Je reprends donc pour rappel le texte du premier rêve, celui de l’infanticide, pour pouvoir les comparer et surtout les lier l’un à l’autre : « Je rêve, rapporte mon informateur que j’arrive devant chez moi, une dame à mon bras. Là attend une voiture fermée, un monsieur s’avance vers moi, excipe de sa qualité d’agent de police et m’enjoint de le suivre. Je le prie seulement de me laisser le temps de régler mes affaires. »

Il est donc accusé d’infanticide par le fait que pendant la nuit il a pratiqué le coït interrompu. Freud se sert de ce rêve pour démontrer que ce qui paraît être un démenti à la définition du rêve comme satisfaction de désir n’en est pas un. Une fois interprété il se révèle bel et bien satisfaction de désir, en l’occurrence pour cet homme, il s’agit d’avoir évité une grossesse au cours de sa nuit d’amour avec sa maîtresse.

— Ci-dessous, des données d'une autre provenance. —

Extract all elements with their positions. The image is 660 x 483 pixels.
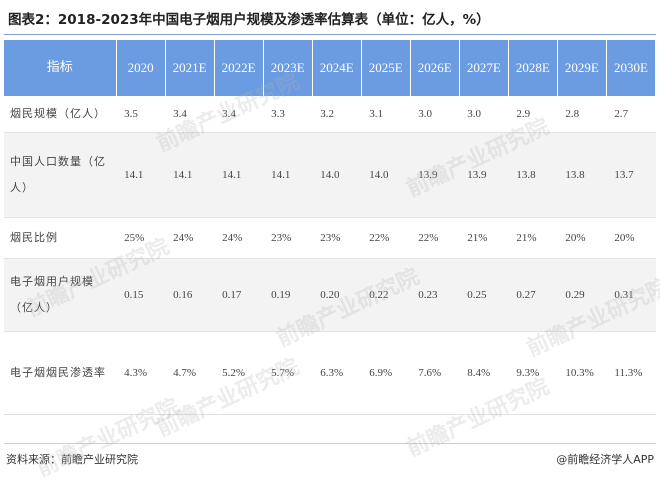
table-cell: 13.7 <box>606 132 656 218</box>
brand-credit: @前瞻经济学人APP <box>556 453 654 466</box>
header-year: 2030E <box>606 40 657 96</box>
table-cell: 3.3 <box>263 96 313 133</box>
table-row: 烟民比例 25% 24% 24% 23% 23% 22% 22% 21% 21% 20% 20% <box>4 217 656 259</box>
table-cell: 13.8 <box>508 132 558 218</box>
table-cell: 3.1 <box>361 96 411 133</box>
header-year: 2028E <box>508 40 558 96</box>
table-cell: 23% <box>263 217 313 259</box>
table-cell: 9.3% <box>508 331 558 415</box>
header-year: 2025E <box>361 40 411 96</box>
source-note: 资料来源：前瞻产业研究院 <box>6 453 138 466</box>
table-cell: 0.19 <box>263 258 313 332</box>
table-cell: 0.27 <box>508 258 558 332</box>
footer-divider <box>4 443 656 444</box>
row-label: 中国人口数量（亿人） <box>4 132 117 218</box>
table-cell: 14.1 <box>214 132 264 218</box>
table-cell: 21% <box>459 217 509 259</box>
table-cell: 3.4 <box>214 96 264 133</box>
table-cell: 13.8 <box>557 132 607 218</box>
header-row: 指标 2020 2021E 2022E 2023E 2024E 2025E 20… <box>4 40 657 96</box>
table-cell: 10.3% <box>557 331 607 415</box>
table-row: 烟民规模（亿人） 3.5 3.4 3.4 3.3 3.2 3.1 3.0 3.0 2.9 2.8 2.… <box>4 96 656 133</box>
header-year: 2023E <box>263 40 313 96</box>
table-cell: 14.0 <box>312 132 362 218</box>
table-cell: 23% <box>312 217 362 259</box>
table-cell: 2.8 <box>557 96 607 133</box>
table-cell: 3.4 <box>165 96 215 133</box>
table-cell: 0.29 <box>557 258 607 332</box>
table-cell: 20% <box>557 217 607 259</box>
table-cell: 0.25 <box>459 258 509 332</box>
title-divider <box>4 34 656 35</box>
table-cell: 21% <box>508 217 558 259</box>
table-cell: 0.20 <box>312 258 362 332</box>
table-cell: 6.3% <box>312 331 362 415</box>
table-cell: 0.23 <box>410 258 460 332</box>
table-cell: 0.15 <box>116 258 166 332</box>
header-year: 2022E <box>214 40 264 96</box>
header-year: 2026E <box>410 40 460 96</box>
row-label: 电子烟用户规模（亿人） <box>4 258 117 332</box>
table-cell: 2.7 <box>606 96 656 133</box>
table-cell: 3.5 <box>116 96 166 133</box>
table-row: 电子烟用户规模（亿人） 0.15 0.16 0.17 0.19 0.20 0.22 0.23 0… <box>4 258 656 332</box>
table-cell: 14.1 <box>263 132 313 218</box>
table-cell: 3.0 <box>459 96 509 133</box>
table-row: 中国人口数量（亿人） 14.1 14.1 14.1 14.1 14.0 14.0 13.9 13… <box>4 132 656 218</box>
table-cell: 13.9 <box>410 132 460 218</box>
table-cell: 11.3% <box>606 331 656 415</box>
table-cell: 8.4% <box>459 331 509 415</box>
table-row: 电子烟烟民渗透率 4.3% 4.7% 5.2% 5.7% 6.3% 6.9% 7.6% 8.4%… <box>4 331 656 415</box>
header-year: 2029E <box>557 40 607 96</box>
table-cell: 3.0 <box>410 96 460 133</box>
table-title: 图表2：2018-2023年中国电子烟用户规模及渗透率估算表（单位：亿人，%） <box>8 12 490 28</box>
header-year: 2021E <box>165 40 215 96</box>
table-cell: 0.17 <box>214 258 264 332</box>
header-year: 2020 <box>116 40 166 96</box>
table-cell: 0.22 <box>361 258 411 332</box>
table-cell: 22% <box>410 217 460 259</box>
data-table: 指标 2020 2021E 2022E 2023E 2024E 2025E 20… <box>4 40 657 415</box>
table-cell: 14.0 <box>361 132 411 218</box>
table-cell: 0.31 <box>606 258 656 332</box>
table-cell: 5.2% <box>214 331 264 415</box>
table-cell: 3.2 <box>312 96 362 133</box>
table-cell: 24% <box>214 217 264 259</box>
table-cell: 14.1 <box>116 132 166 218</box>
table-cell: 7.6% <box>410 331 460 415</box>
table-cell: 20% <box>606 217 656 259</box>
table-cell: 13.9 <box>459 132 509 218</box>
table-cell: 6.9% <box>361 331 411 415</box>
table-cell: 5.7% <box>263 331 313 415</box>
header-year: 2024E <box>312 40 362 96</box>
table-cell: 25% <box>116 217 166 259</box>
table-cell: 24% <box>165 217 215 259</box>
row-label: 电子烟烟民渗透率 <box>4 331 117 415</box>
table-cell: 4.3% <box>116 331 166 415</box>
row-label: 烟民规模（亿人） <box>4 96 117 133</box>
header-year: 2027E <box>459 40 509 96</box>
row-label: 烟民比例 <box>4 217 117 259</box>
table-cell: 4.7% <box>165 331 215 415</box>
table-cell: 22% <box>361 217 411 259</box>
table-cell: 2.9 <box>508 96 558 133</box>
table-cell: 14.1 <box>165 132 215 218</box>
header-indicator: 指标 <box>4 40 117 96</box>
table-cell: 0.16 <box>165 258 215 332</box>
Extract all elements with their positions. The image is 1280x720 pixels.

Voici maintenant comment Freud associe ces deux rêves «  Un jeune médecin qui avait entendu raconter ce rêve lors d’un de mes cours s’est très certainement senti concerné, car il s’est empressé de le rêver lui-même à son tour, d’appliquer à un autre sujet la forme de pensée propre à ce rêve. Le jour d’avant il avait remis sa déclaration de revenus, laquelle était tenue parfaitement à jour et conforme à la vérité, dès lors qu’il n’avait pas grand chose à déclarer. Le voilà donc qui rêve qu’une connaissance vient le trouver au sortir d’une session de la commission fiscale pour lui faire savoir que toutes les autres déclarations n’avaient pas fait l’objet de contestations, tandis que la sienne avait éveillé une méfiance générale et allait lui valoir une amende fiscale salée. Ce rêve est une satisfaction de désir un rien dissimulée, savoir du désir de passer pour un médecin aux revenus importants ».

Freud nous démontre, en articulant ces deux rêves l’un avec l’autre, qu’il n’y a rien de tel que le transfert pour nous livrer les secrets de ces grands textes.  Ils nous font toujours associer sur des fragments de notre propre histoire en les réveillant. C’est ce qui se passe avec ce jeune médecin, en écoutant Freud racontant ce rêve de l’infanticide, il rêve à son tour en utilisant, nous dit Freud, le « même mode de pensée ». En allemand, c’est en effet ce terme que Freud utilise « Gedankenform ».  Dans la traduction Meyerson, la force de ce terme est élidée : “Un jeune médecin qui entendit raconter ce rêve à mon cours dut en être particulièrement frappé, car il se hâta de le rêver à nouveau, mais en transposant ses pensées sur un autre thème”. On constate une fois de plus la portée d’une traduction. En isolant ce terme de “forme de pensée” est-ce qu’on ne découvre pas déjà ce que Freud appelle “déplacement” et Lacan “ métonymie” ? A vrai dire, pour lui rendre justice, ce terme existe lui aussi dans la traduction de Meyerson puisqu’il parle de « transposition ».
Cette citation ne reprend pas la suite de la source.